O mundo melhor e mais feliz por que London ansiava, numa sociedade que ainda não passara por duas guerras mundiais, jamais chegou a existir. Mas nossas histórias continuam à procura, seja descrevendo o pior dos mundos, seja tentando conceber o melhor dos mundos possíveis, oferecendo-nos cenários que brotam da tensão entre esses dois extremos. Para cada leitura de dom Quixote como um louco à solta numa sociedade bem ordenada, haverá outras que veem nele o justiceiro mais racional num mundo ao mesmo tempo absurdo e injusto.

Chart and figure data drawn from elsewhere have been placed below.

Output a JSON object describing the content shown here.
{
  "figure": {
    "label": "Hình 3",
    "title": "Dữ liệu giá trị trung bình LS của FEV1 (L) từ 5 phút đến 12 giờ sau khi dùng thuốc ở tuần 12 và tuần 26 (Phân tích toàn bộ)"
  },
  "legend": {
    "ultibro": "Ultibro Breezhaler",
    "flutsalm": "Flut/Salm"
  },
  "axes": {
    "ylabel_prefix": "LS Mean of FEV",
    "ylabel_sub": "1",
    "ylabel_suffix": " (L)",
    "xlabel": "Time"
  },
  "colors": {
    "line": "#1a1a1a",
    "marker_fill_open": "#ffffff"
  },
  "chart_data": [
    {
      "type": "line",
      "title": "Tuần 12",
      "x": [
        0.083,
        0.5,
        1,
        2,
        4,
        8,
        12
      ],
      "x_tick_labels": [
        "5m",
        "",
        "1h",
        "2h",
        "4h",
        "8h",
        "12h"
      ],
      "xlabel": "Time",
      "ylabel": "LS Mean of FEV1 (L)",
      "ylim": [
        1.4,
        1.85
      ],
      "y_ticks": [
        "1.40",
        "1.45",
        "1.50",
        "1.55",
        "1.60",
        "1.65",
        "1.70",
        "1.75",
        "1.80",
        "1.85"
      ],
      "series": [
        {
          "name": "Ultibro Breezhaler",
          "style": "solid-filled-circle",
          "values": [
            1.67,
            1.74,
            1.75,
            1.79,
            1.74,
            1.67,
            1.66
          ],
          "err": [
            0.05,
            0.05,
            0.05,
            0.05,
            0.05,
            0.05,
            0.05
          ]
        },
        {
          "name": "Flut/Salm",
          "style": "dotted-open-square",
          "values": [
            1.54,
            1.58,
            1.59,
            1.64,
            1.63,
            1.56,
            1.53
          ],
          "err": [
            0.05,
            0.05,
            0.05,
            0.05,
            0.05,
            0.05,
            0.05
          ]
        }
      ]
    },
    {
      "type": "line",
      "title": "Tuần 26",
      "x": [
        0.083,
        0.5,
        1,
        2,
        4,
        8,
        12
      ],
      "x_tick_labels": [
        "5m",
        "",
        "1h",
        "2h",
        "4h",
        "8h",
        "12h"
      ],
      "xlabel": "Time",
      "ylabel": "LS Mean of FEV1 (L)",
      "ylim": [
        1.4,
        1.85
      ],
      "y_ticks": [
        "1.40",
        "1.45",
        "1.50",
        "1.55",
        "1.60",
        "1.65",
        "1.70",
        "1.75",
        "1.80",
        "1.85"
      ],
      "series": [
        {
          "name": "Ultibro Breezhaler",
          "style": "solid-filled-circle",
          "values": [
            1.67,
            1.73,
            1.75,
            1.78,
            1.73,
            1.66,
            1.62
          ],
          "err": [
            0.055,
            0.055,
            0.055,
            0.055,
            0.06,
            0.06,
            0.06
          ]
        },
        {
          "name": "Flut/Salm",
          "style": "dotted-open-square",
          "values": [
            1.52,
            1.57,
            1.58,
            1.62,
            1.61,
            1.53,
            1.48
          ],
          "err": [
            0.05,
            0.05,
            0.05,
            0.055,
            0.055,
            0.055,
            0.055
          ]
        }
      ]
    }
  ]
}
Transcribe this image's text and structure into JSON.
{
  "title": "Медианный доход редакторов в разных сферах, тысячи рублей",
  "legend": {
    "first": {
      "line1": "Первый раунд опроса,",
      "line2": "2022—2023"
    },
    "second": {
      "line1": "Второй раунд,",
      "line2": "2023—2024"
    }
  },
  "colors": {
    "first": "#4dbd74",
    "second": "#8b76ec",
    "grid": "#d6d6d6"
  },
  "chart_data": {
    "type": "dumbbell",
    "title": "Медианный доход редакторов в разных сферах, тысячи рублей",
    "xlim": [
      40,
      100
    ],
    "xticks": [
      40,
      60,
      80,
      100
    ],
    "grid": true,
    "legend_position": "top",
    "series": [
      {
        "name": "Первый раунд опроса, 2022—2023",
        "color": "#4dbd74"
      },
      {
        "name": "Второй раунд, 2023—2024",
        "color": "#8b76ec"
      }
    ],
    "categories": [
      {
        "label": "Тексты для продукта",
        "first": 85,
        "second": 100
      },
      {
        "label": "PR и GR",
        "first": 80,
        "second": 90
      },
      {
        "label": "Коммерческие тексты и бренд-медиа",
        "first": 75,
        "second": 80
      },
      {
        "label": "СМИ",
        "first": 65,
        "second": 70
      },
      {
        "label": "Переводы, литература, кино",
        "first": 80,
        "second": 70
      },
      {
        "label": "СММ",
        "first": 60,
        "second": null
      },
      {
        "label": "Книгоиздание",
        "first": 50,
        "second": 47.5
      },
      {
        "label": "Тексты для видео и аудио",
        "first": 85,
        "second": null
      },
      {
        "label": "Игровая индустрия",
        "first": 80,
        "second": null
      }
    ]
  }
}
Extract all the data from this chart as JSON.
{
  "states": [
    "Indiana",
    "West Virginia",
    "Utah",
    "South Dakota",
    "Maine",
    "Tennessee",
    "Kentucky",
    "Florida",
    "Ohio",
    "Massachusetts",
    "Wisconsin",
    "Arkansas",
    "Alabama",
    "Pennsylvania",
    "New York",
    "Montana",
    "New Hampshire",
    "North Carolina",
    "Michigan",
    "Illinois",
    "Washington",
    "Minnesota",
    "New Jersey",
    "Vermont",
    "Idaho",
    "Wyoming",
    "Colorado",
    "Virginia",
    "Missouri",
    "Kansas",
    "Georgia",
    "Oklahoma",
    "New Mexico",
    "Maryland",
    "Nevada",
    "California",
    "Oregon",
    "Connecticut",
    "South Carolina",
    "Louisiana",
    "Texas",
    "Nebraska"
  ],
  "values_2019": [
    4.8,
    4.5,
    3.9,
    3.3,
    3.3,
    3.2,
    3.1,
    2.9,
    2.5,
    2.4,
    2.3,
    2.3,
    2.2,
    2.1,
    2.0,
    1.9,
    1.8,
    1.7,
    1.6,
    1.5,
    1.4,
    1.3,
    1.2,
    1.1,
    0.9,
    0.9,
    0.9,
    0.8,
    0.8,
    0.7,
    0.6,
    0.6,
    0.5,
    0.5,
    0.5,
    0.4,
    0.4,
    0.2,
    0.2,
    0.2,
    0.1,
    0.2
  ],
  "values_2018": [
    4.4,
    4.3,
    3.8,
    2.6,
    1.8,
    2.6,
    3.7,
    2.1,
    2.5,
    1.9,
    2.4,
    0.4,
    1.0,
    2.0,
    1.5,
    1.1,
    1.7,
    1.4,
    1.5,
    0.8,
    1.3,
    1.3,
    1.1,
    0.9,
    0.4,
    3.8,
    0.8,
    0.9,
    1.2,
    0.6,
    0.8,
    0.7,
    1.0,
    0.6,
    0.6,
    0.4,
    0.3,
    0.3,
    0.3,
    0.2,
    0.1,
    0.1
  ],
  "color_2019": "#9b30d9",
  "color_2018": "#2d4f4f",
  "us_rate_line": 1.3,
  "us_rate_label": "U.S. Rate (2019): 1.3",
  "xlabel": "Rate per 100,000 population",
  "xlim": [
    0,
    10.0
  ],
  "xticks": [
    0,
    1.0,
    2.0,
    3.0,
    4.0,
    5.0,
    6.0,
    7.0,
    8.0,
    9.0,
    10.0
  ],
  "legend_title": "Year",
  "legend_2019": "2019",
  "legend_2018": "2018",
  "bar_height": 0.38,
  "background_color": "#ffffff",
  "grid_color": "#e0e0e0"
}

A linguagem dá voz aos narradores que tentam nos dizer quem somos; a linguagem constrói com palavras a realidade e seus habitantes, dentro e fora dos muros da sociedade; a linguagem providencia histórias que contam mentiras e histórias que dizem a verdade. A linguagem evolui conosco, torna-se débil ou poderosa conosco, sobrevive ou morre conosco. Os mecanismos econômicos que construímos precisam da linguagem para apelar a seus consumidores, ainda que apenas num nível prático e dogmático, evitando de caso pensado a investigação e a indagação literárias. A infinita sequência de leituras de Gilgamesh e Dom Quixote descortina possibilidades de sentido em incontáveis domínios — identidade pessoal, relação com o poder, deveres e responsabilidades sociais, equilíbrio das ações — que podem, em dada altura, nos levar a questionar o poder e exigir o fim da injustiça. Para manter o funcionamento dos mecanismos sociais, os poderosos muitas vezes tentam coibir e controlar essa multiplicidade de leituras: simplesmente proibindo um livro ou, com mais sutileza, impondo um vocabulário restrito ou distorcido, “embotando a linguagem”, como disse certa vez Günter Grass. Essa censura (porque afinal trata-se de censura) ocorre de várias maneiras, das mais dramáticas às mais encobertas. Pode-se banir toda uma língua, pode-se subverter certos vocabulários, pode-se distorcer ou esvaziar o sentido de uma palavra, pode-se canalizar a linguagem para modelos literários viciados ou limitá-la a usos dogmáticos no reino da política, do comércio, da moda e, é claro, da religião. Em todos esses casos, o objetivo em vista consiste em impedir que se contem e se leiam histórias verdadeiras.



(A cidade das palavras – A história que contamos para saber quem somos; tradução de Samuel Titan Jr.)